Where I live prices are often higher than 20c/kWh, but lets take your example and halve it (10c/kWh) so it's ~$1.40/day or ~$500/year.

On Openrouter, the cheapest GLM 5.2 provider costs $3/MTok (at 44 tps). Assuming most use is output tokens, that's still the equivalent of 450k token/day, so we're in the same ball park, but without the capex for 2 3090's and the machine.

Self hosted only makes economic sense if your priority is being in control / avoiding surveillance.

walrus01 13 hours ago [ - ]

That's true, there's a lot of places where power is considerably more expensive than $0.20 USD/kWh. But also the 600W figure assumes that it's fully loaded 24x7x365.

Running a system that will be 600W under max CPU usage on all cores and RAM and a few 3090-class GPUs, that same system might be only 90W or around there when idle at 0.00 unix load.

If we say: (600 * 24 * 31)/1000 = 446kWh in a month at full load 24 hours a day

But it could be less, such as: (90 * 12 * 31)/1000 = 33.48 kWh of idle time in a month, and 223kWh of "full load" 600W time in a month, if it's at full load only 12 hours a day.

If you're the only user accessing it and you only "use" it 12 hours a day, that cumulative yearly dollar figure would be almost halved. Or even less if a person is using it in bursts and intermittently throughout an 8 hour workday.

nearbuy 4 hours ago [ - ]

The usage is irrelevant if we're interested in cost per token. If you use it half as much, you get half as many tokens at half the cost. It's still $5.56 in electricity per million output tokens either way (using $0.20/kWh, adjust accordingly if you have cheaper electricity). If you use the API, you also pay half as much if you use half as much.

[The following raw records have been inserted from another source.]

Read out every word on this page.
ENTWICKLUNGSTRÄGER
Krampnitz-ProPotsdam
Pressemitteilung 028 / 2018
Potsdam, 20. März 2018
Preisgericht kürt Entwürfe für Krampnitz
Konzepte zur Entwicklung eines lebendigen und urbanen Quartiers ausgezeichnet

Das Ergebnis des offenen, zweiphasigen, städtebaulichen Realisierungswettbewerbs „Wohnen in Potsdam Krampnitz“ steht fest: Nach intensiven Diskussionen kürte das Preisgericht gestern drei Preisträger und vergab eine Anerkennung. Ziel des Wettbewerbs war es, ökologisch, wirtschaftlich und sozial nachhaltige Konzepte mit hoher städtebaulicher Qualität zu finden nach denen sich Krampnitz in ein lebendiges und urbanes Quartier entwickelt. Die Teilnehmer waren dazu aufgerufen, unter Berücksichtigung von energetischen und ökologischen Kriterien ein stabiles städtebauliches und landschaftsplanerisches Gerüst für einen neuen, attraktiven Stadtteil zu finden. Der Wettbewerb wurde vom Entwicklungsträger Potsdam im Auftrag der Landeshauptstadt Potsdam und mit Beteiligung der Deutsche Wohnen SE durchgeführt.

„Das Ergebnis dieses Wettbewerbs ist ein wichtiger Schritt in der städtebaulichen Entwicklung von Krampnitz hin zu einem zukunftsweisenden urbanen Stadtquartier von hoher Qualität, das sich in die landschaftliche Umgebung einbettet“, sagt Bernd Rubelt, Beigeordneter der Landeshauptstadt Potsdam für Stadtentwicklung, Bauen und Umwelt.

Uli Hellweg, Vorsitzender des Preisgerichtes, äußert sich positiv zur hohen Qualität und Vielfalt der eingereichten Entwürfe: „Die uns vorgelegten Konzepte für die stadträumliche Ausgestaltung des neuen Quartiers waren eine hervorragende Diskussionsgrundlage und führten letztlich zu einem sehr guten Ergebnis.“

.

wqaatwt 11 hours ago [ - ]

> person is using it in bursts and intermittently throughout an 8 hour workday.

You can’t do that with 6 tps, though.

AbsurdCensor 11 hours ago [ - ]

I think that's the biggest difference for most. If you can amortize the hardware costs, then 'burst usage' is cheaper at home to a degree, because you are paying a fixed monthly rate elsewise. Overall thought for most, it is likely cheaper to use the cloud than at home, but really depends on what you want.

nomel 6 hours ago [ - ]

> because you are paying a fixed monthly rate elsewise

No, you would pay usage based rates with API, in this case. I have exactly one fixed monthly rate for the 6 AI models I have tokens available for.

re-thc 7 hours ago [ - ]

> But also the 600W figure assumes that it's fully loaded 24x7x365.

It isn't 100% efficient. Even the best PSUs aren't.